On the evidence of the first show, it is quite serious stuff. Viewers will see the first table of eight players battling it out. The problem, which had previously baffled all attempts to show poker on television, was how to make the game come alive by revealing the players' hands. Here a most ingenious device has been used, cameras fixed under a glass table, which enables the viewers - but not the players, of course - to see the hole cards in play.

Nic Szeremeta, editor of the magazine Poker Europa, deserves enormous credit for dreaming up this series and getting it on screen. It can only do poker good. But, having said that, I must confess to finding this first episode, though absorbing, less than gripping. I would have liked the players to comment, after key hands, as they did in an earlier series on master chess. Unless players' thinking is explained, Hold 'em looks too much like a random shoot-out. In the first programme we see such stars as the inventor Sir Clive Sinclair, the former European champion Liam Flood and Peter "the Bandit" Evans, a scrap-metal dealer from Birmingham.
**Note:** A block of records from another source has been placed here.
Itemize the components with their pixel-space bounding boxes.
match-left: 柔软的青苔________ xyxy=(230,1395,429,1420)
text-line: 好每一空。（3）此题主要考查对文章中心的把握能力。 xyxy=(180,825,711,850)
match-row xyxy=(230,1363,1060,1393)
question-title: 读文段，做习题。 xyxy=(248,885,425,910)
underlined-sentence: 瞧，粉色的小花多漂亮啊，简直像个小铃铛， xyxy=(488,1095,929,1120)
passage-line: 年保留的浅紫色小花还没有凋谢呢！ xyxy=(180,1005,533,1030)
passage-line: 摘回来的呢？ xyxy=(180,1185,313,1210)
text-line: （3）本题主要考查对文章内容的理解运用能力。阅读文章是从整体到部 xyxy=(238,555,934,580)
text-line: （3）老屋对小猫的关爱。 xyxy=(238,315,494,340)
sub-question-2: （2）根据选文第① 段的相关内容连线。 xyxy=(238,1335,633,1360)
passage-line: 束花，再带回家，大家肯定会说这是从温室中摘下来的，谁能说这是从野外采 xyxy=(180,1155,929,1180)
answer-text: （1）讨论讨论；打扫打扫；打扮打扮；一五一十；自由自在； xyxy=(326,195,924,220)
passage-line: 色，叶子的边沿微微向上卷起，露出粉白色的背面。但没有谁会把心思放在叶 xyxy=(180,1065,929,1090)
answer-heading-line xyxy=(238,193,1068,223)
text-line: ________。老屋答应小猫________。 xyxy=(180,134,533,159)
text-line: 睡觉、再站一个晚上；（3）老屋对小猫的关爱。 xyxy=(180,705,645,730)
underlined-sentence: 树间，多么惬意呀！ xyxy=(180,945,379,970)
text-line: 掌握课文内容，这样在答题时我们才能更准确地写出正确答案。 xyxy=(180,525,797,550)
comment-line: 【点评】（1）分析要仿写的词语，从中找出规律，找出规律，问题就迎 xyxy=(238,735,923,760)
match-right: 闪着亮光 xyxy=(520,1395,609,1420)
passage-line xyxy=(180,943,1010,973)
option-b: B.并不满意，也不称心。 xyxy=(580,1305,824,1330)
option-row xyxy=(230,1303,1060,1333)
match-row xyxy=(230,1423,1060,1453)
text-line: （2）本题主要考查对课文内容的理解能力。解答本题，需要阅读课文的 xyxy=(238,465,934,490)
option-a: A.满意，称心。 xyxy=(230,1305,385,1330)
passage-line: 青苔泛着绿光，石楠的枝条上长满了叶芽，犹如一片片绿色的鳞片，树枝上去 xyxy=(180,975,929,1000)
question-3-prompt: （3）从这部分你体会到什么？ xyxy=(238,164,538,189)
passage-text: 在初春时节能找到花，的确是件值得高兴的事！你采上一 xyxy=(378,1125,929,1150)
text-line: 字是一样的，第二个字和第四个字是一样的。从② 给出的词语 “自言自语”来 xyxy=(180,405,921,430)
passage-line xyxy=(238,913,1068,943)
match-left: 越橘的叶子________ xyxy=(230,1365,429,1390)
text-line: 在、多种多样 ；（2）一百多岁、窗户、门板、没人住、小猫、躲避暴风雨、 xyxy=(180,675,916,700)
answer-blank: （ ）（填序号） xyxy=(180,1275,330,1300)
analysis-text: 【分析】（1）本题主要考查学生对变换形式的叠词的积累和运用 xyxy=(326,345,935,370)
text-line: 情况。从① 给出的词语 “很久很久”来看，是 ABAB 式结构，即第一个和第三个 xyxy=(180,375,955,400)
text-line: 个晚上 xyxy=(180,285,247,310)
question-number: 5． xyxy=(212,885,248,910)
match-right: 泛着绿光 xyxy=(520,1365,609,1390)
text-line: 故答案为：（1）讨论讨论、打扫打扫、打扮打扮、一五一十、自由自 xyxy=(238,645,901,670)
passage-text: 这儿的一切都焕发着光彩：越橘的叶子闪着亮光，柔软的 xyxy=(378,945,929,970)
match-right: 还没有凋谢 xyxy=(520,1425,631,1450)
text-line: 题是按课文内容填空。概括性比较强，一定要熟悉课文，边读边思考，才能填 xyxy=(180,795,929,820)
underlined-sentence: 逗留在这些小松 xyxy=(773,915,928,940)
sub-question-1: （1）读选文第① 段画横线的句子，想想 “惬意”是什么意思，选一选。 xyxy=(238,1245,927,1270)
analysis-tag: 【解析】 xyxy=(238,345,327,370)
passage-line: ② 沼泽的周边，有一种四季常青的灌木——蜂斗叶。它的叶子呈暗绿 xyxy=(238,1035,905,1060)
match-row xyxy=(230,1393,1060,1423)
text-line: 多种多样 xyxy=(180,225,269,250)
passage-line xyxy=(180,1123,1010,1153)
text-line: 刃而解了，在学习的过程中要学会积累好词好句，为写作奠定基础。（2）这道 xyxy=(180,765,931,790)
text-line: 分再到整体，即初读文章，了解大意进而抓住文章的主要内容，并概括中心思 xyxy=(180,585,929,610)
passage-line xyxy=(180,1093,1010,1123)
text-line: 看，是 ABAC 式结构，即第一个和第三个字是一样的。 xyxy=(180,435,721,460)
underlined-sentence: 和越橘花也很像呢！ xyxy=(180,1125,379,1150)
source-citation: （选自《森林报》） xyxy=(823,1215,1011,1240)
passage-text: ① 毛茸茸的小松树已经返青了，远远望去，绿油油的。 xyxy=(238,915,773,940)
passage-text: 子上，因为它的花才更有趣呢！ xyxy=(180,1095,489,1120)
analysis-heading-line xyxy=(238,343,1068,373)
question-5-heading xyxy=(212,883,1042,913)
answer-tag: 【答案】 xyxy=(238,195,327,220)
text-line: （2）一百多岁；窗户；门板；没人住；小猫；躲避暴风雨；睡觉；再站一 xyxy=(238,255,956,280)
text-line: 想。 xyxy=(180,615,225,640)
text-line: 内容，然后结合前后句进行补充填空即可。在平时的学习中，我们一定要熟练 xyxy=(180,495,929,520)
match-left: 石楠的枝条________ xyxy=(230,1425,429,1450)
Szeremeta believes that a "poker explosion" is on the way in this country. His hope is that the series will make interesting viewing for an audience of a million people, many of whom will then rush down to their local casinos and card-rooms to learn how to play. Let's hope he is right. Many people feel intimidated by casinos. As I have remarked before, it is up to us, the players, to bring in new players and show them a good time. Television may help.